Caen hasta 20% los precios de los alquileres de campos

Hay más oferta por la reducción en el valor de los granos y la suba de costos. Los operadores también esperan una merma en los precios de venta de la tierra.

20deOctubrede2008a las13:12

El campo ha dejado de ser negocio para muchos productores. La caída en los márgenes agrícolas y ganaderos, profundizada por la suba de costos y la falta de previsibilidad comercial, hizo que muchos propietarios de campos decidieran este año poner el cartel de “se alquila”.

Muchos empresarios agropecuarios que hasta el ejercicio pasado trabajaron sus propios establecimientos de entre 300 y 600 hectáreas, han optado en la presente campaña por arrendar su tierra y alejarse, al menos por ahora, de la actividad productiva.

La escasa rentabilidad que hoy ofrecen los granos también impactará en el valor de compra-venta de los inmuebles rurales, un activo que en los últimos años se ha revaloriza al ritmo de la suba de las commodities (materias primas) agrícolas.

“Si usamos un criterio lógico y razonable, es muy adecuado esperar una baja en el precio de la tierra en los próximos 12 a 24 meses”, proyectó Eduardo Fitz Gerald, vicepresidente de Compañía Argentina de Tierras, una empresa dedicada hace 30 años al negocio inmobiliario de campos en Argentina y en Uruguay.

Si bien es muy difícil pronosticar cuál será la magnitud de la baja –sólo el tiempo dirá si la tierra tendrá la capacidad de sostener sus cotizaciones por encima de los valores históricos– los campos que defenderán más su valor serán aquellos de alta aptitud agrícola o con buena infraestructura en zonas con mejores regímenes de precipitaciones.

“No vemos que la fantasía de los precios continúe.
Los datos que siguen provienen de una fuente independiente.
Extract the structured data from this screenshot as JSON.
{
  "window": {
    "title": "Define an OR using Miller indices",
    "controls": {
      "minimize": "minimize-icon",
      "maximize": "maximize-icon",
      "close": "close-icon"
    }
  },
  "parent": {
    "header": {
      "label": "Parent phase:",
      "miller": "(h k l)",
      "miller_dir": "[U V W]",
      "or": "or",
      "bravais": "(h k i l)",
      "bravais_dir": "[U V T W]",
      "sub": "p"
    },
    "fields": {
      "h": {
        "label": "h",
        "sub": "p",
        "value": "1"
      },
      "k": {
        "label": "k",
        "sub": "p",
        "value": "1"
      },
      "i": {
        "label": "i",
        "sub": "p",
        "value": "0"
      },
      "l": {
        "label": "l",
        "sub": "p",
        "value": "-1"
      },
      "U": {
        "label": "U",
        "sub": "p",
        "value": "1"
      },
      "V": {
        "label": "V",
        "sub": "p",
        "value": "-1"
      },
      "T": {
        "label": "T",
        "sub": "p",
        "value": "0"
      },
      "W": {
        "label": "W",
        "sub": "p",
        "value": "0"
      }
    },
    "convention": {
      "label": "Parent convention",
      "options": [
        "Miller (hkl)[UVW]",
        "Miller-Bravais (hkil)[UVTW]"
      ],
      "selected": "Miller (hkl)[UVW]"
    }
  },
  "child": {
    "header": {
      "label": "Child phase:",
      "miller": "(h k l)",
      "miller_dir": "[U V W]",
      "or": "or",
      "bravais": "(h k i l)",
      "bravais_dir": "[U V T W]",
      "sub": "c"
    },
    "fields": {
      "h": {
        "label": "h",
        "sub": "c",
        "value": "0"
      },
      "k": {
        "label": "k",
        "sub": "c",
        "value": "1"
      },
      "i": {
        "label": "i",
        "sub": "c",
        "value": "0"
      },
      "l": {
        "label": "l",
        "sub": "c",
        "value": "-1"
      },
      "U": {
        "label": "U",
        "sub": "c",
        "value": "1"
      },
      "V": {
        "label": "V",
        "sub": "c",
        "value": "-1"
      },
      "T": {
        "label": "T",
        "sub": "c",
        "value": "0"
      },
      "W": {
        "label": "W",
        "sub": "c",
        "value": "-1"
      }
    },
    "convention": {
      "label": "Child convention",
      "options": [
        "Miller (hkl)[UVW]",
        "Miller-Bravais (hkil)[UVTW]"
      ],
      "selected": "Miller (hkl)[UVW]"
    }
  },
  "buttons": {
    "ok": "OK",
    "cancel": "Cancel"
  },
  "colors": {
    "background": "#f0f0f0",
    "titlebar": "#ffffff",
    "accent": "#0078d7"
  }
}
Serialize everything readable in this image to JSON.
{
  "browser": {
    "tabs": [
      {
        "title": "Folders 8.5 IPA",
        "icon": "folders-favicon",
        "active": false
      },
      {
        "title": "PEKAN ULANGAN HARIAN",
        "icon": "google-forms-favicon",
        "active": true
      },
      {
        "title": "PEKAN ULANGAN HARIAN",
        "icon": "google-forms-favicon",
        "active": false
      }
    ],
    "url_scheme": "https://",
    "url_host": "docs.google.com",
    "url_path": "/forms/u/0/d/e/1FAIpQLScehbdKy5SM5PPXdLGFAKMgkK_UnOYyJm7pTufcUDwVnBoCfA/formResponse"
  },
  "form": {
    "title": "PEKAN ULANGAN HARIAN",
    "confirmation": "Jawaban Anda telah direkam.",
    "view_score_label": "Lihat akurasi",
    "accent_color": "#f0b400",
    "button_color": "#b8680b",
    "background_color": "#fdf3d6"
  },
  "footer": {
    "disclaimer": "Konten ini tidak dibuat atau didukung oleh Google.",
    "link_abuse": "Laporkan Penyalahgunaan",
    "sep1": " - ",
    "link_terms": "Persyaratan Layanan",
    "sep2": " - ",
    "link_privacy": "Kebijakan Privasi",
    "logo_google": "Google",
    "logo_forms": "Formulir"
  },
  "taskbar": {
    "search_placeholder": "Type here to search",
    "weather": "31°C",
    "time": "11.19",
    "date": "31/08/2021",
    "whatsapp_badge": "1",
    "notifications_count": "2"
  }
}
Igualmente, creemos que los campos de la zona núcleo del país (en Córdoba, los ubicados en el sudeste) mantendrán los precios altos en relación con sus valores históricos”, explicó el analista.

Igualmente, no se espera una avalancha de transacciones. Es más, la decisión de los propietarios a no desprenderse de los inmuebles rurales, en un escenario de retracción, impediría corroborar los menores precios.

Más para alquilar. Los que sí ya han reflejado una caída en los valores son los arrendamientos. “Este año creció la oferta de campos para alquilar, en un contexto de una demanda más tranquila y de valores en baja”, explicó el administrador de un fondo de inversión agrícola, que opera en la provincia y que este ciclo aumentó 10 por ciento su superficie arrendada.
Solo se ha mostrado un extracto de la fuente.